Open Transfusion opened 3 years ago
Unsimplified canonical Japanese variants are mostly available here https://github.com/cjkvi/cjkvi-variants/blob/e4f1da248c9737a243f9930b5dc497cef5d5ae16/jp-old-style.txt#L64-L69
Korean variants of the same nature are taken from the 1800 Hanja for Everyday Use
I consider variants of this nature (along with simplified / traditional chinese / the numerals / shinjitai in joyo kanji, radicals, etc) to be orthographic variants to ensure they are grouped together https://github.com/Transfusion/cjk-radical-search/blob/19d0d1b672d7a652bfcd6cc784dcd43ce7c669e1/etl/variants-fetcher.ts#L109
TODO: investigate the 1800 korean hanja list and check whether any of them are not in the commonly used traditional chinese set, as I do not include them when computing orthographic variants, rather only in the expandVariantIslands
function (TBD: discussion on what this does and the design issues faced)
卫、衛、衞󠄀
Note that in Japan, https://www.kanjipedia.jp/kanji/0000403800 衞󠄀 is the 旧字 of 衛 (!!)
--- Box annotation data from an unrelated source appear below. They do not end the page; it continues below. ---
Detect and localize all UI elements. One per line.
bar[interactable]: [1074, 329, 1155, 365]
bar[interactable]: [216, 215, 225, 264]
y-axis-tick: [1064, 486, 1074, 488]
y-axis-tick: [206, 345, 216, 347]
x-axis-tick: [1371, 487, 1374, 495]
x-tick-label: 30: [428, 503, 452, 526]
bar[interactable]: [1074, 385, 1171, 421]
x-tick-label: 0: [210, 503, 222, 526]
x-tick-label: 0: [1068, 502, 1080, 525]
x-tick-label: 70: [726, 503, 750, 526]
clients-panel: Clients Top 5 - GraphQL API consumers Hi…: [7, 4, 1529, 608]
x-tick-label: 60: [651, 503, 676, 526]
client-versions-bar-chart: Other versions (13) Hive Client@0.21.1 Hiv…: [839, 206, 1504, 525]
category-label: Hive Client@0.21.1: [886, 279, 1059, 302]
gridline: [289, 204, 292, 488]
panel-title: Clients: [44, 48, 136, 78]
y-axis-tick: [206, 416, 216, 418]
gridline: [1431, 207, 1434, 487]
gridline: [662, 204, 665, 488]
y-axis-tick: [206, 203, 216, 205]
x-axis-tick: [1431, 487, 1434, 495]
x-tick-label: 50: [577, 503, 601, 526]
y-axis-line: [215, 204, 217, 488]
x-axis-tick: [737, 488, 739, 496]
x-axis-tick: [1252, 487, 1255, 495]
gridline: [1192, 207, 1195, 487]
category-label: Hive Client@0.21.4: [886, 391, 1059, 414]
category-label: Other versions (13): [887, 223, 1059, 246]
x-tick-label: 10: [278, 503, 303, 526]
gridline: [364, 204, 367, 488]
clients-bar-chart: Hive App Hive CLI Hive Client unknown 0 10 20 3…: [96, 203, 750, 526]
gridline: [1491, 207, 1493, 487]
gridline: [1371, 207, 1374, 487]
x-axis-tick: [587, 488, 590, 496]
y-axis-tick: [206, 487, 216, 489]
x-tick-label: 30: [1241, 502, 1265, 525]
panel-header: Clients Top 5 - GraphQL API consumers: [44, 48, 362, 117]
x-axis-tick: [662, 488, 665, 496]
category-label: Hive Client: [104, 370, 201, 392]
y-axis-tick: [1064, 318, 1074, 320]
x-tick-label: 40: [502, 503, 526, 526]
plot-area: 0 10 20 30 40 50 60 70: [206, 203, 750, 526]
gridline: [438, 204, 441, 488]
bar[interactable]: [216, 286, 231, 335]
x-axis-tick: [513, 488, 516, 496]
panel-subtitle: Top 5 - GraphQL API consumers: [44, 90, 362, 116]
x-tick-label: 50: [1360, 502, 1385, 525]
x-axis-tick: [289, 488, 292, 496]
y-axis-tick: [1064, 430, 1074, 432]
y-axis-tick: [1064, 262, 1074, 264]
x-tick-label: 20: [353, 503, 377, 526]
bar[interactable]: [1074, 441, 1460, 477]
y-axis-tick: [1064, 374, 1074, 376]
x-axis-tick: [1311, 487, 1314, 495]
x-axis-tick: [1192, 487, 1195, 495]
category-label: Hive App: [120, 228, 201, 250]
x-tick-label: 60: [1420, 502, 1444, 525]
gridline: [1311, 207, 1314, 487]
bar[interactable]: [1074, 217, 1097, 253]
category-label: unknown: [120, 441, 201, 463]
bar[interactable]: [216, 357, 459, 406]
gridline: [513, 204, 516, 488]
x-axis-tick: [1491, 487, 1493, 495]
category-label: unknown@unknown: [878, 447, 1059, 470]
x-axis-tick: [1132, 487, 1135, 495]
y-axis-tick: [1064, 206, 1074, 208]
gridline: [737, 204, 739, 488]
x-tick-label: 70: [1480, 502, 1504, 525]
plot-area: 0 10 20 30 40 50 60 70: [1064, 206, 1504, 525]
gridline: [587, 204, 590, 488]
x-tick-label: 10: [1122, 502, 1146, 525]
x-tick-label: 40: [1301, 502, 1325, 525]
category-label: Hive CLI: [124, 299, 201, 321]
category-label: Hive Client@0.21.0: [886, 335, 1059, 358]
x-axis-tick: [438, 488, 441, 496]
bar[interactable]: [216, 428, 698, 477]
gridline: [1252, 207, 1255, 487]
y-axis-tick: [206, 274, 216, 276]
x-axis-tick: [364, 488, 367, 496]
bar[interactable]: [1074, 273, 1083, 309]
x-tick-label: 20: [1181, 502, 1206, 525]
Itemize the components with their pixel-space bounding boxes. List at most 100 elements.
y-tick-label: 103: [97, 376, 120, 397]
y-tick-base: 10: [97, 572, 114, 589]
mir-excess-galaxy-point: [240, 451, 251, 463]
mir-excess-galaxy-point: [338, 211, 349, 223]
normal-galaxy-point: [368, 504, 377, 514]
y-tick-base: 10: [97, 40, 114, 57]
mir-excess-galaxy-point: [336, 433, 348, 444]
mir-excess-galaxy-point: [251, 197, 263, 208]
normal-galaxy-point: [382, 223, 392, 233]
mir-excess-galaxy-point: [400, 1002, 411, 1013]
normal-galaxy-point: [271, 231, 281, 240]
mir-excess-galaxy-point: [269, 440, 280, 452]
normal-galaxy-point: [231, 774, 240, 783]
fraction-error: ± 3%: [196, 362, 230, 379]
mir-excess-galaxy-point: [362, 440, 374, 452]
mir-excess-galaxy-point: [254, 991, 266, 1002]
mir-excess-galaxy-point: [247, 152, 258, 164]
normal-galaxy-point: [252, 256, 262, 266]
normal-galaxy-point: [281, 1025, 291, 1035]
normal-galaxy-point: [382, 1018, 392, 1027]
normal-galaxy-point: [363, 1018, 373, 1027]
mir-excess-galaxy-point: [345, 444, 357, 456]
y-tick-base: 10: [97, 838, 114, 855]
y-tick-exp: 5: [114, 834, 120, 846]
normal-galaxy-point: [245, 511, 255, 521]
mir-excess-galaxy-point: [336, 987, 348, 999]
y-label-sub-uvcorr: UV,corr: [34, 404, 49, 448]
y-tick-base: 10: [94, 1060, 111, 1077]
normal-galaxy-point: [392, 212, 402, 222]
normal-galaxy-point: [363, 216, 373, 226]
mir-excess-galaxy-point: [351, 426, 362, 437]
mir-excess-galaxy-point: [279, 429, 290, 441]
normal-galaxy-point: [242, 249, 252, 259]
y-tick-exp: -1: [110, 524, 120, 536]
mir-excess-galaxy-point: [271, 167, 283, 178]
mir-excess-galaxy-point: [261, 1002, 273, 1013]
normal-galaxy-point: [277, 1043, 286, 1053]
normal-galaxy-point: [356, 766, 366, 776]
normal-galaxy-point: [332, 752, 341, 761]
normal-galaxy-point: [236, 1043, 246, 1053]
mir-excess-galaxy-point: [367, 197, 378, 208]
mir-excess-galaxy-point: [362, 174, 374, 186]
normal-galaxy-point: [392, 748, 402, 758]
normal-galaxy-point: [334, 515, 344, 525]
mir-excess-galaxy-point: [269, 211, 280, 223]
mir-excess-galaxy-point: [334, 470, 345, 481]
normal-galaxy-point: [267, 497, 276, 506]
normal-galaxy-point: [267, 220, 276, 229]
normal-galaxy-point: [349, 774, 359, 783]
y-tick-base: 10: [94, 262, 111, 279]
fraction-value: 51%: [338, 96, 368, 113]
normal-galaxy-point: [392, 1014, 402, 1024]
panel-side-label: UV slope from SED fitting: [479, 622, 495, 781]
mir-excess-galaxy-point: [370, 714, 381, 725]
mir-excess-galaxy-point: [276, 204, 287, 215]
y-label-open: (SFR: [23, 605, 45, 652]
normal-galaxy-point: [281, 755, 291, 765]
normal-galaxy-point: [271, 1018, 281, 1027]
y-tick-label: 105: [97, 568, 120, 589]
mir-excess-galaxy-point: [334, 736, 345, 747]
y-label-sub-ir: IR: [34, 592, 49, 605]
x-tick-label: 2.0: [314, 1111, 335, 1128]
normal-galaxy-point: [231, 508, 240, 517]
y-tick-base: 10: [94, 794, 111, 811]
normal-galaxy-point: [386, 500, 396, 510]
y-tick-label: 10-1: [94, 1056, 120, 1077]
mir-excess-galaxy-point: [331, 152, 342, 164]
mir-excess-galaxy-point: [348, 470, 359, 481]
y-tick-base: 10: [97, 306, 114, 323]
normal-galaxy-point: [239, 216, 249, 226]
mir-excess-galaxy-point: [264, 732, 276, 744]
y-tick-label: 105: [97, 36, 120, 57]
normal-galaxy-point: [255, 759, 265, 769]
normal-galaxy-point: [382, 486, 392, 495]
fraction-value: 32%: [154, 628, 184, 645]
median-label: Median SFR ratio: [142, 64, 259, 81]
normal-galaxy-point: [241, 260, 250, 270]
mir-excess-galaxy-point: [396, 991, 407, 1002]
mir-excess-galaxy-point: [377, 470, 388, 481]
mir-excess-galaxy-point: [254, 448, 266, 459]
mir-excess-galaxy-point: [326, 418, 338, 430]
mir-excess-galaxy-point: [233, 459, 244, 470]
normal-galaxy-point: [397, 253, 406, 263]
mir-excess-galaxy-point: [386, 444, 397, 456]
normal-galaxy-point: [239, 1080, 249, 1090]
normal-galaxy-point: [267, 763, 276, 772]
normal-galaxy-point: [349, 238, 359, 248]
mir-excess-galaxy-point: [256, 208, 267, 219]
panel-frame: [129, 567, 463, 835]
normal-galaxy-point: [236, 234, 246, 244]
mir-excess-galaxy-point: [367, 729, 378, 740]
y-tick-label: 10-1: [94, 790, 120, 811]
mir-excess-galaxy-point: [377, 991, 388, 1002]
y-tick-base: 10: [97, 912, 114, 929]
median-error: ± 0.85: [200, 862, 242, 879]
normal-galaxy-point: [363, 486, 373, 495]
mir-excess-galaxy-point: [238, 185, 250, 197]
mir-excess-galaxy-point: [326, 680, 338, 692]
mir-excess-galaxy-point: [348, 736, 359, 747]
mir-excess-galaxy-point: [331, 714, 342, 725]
One cannot go hunting in the Unihan database directly since they are preexisting variants in G sources too - https://www.unicode.org/cgi-bin/GetUnihanData.pl?codepoint=U%2B885E
「說文解字」has https://dict.variants.moe.edu.tw/variants/rbt/word_attribute.rbt?quote_code=QTAyNzY4 眞, and furthermore goes on to say: 僊人變形而登天也。从匕从目从乚。 Korea and Japan consider this variant to be canonically traditional.
The case of 既 and 即 is strange in Japanese: they are 既 and 卽 respectively.